5 — Bobby wrote at 3:20 AM on May 20:

There is a very interesting and enlightening article on the impact of Spanish in the U.S. by Alan Wall, at the V-dare website, that gives the opposite point of view expressed above. It shows what is going on in the U.S. school system and it’s corruption by Mexico.

6 — Anonymous wrote at 12:41 PM on May 20:


From the article:


In Chicano English… The word “fool” can be a synonym for “guy.”


So in the Chicano mind, guys and fools are interchangeable. May we quote you on that, Senor Hector Tobar of the LAtino Times?

Or would it be racist if WE said it?

7 — Anonymous wrote at 3:18 PM on May 21:

I had Spanish in High School. It was Castillion Spanish, not this mix of Indiginous Aztec, and Peruvian Indian languages, blended with the language of Spain.

What I remember of my three years of High School Spanish is enough to make myself understood, if it is needed, but by no means, will I be able to hold an ongoing, rapid fire conversation with someone.

My children are studying German, Latin, and Italian, and French.

I don’t want them learning a language, that today, caters to a Minority that wants to destroy everything our Country is about.

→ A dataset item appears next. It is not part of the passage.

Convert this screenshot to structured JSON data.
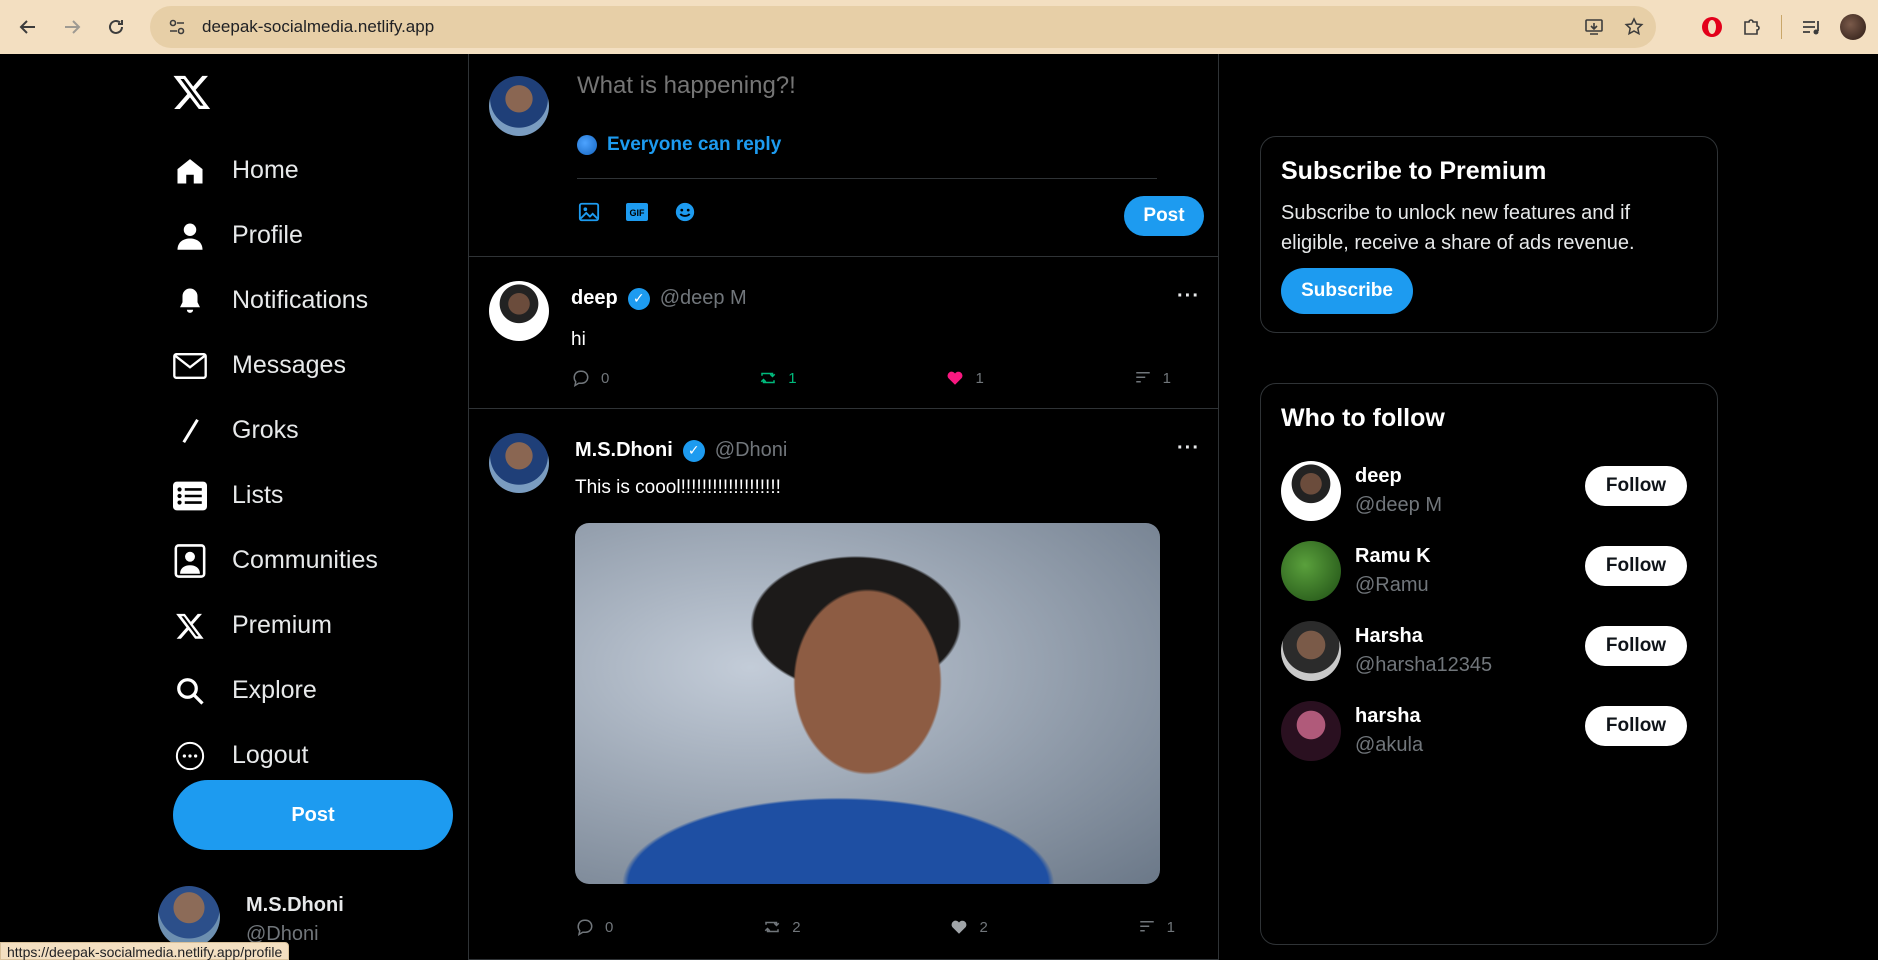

Likewise, why should I give the Illegal Aliens any quarter, and speak their language, unless it is absolutely necessary on my part? And most speak quite freely in front of me, not knowing that I undersatnd what they are saying. The expressions on their faces when I throw something at them in Spanish, is priceless.

They can learn English, or they continue to cut the lawns in my Neighborhood, and wash my car, for a living.